I was in an operating room at Emory University Hospital in Atlanta, where transplant surgeon Dr. Nicole Turgeon used a laparascope to remove my left kidney, after weeks of testing to make sure I was healthy enough to donate.
John was more than 2,000 miles away at Ronald Reagan UCLA Medical Center. With a wife and two children, he had kidney failure, and was getting up at 3am three times a week to undergo dialysis before going to work.
Today, John says, he feels like a different man.
"Full of energy, just up and about, non-stop,” he says. “I think I mentioned that I coach. So it's just a lot easier, not being on dialysis. A lot more energy."
Our surgeries set off a cross-country kidney transplant chain created by the National Kidney Registry.
It stretched from Atlanta to Los Angeles, then on to Northern California, then all the way back to New Jersey.
In all there were 10 surgeries, involving 5 donors and 5 recipients. All in a two week period.
"And so yes we have to have all the stars align and all the flights align and the surgeons and the surgeries and the patients be ready for those chains to actually take place,” says Dr. Nicole Turgeon. “It sometimes seems to be a miracle when you have a large number of transplants that are occurring in a chain."
The night of my surgery, Dr. Turgeon read me a series of texts from John's surgeon. It ended with "He says to tell you that you gave him back his life today."
"And you started to cry, and then it made me cry to be honest,”: remembers Dr. Turgeon. “Because that moment where things had gone well. And it became human, and real for you."
I tried to go into the surgery with no expectations.
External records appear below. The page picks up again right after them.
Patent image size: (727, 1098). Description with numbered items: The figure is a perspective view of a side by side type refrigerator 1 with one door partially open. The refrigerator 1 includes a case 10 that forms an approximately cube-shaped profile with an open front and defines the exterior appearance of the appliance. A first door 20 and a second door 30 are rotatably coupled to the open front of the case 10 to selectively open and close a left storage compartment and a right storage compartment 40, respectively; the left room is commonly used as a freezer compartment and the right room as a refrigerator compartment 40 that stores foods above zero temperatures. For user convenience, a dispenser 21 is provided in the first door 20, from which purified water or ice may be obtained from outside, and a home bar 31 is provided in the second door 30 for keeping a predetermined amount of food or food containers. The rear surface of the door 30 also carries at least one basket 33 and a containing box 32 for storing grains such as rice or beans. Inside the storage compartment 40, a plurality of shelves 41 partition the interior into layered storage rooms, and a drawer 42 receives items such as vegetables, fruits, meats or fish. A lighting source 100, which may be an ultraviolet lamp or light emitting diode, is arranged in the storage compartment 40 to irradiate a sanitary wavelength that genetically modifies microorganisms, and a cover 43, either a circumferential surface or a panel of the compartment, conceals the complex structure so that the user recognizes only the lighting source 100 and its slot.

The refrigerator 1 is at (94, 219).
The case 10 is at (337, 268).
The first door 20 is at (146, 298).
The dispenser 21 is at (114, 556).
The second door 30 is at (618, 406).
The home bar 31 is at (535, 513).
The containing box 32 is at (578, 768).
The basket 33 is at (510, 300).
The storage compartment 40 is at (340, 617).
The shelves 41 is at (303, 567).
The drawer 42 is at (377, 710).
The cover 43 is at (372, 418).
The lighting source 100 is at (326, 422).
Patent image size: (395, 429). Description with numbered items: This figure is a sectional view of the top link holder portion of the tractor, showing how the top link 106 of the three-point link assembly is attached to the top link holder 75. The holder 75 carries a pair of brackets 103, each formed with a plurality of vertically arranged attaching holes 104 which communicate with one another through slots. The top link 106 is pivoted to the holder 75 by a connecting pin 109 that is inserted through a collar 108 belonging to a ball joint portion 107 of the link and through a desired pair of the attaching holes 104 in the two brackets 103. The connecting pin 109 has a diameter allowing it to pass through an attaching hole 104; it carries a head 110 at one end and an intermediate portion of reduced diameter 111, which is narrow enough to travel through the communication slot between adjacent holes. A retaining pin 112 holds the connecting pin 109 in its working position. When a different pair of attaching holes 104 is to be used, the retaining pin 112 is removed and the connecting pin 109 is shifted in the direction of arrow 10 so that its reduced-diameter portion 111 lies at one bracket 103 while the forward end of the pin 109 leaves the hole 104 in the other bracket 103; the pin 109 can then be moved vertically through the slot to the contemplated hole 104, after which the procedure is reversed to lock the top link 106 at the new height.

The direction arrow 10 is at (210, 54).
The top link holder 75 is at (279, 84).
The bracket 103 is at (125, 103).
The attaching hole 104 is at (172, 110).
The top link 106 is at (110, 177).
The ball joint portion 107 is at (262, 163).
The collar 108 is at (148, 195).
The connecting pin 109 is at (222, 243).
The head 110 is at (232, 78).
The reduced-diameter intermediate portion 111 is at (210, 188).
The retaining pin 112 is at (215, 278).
"I just did it because I could and I wanted to help somebody,” I tell John, “But, I'm just glad that it ended up with you, that you were my recipient, even though I had no control over that."
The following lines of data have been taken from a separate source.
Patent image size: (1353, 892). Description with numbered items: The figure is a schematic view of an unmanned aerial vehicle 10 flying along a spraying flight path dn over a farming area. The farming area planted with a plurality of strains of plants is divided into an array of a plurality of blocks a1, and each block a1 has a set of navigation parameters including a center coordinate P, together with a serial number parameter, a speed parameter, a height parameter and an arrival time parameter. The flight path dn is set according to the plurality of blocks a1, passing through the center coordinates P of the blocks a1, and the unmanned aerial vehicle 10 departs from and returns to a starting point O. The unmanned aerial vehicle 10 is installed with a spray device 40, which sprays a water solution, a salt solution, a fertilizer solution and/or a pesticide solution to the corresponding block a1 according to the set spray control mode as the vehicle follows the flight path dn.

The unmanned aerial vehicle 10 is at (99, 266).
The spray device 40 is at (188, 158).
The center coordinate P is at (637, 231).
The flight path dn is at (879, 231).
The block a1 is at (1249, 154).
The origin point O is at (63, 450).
"You were inspired,” John says. “And, hopefully, this inspires many others. And it keeps going. Like I said, there are lots of people out there who are not as fortunate as I have been. And that's why I thank God every day for this opportunity to be able to live life pretty much normally."
"Well, happy "kidney-versary" John. Happy one year anniversary,” I tell him.
“Thank you,” he says. “Like I said, I will be saying thank you every day for the rest of my life, no matter how it turns out. We leave our destiny in God's hands. That's all we can do, keep doing what we do and move on. Just living one day at a time, and living it to the fullest, because we never know, right?"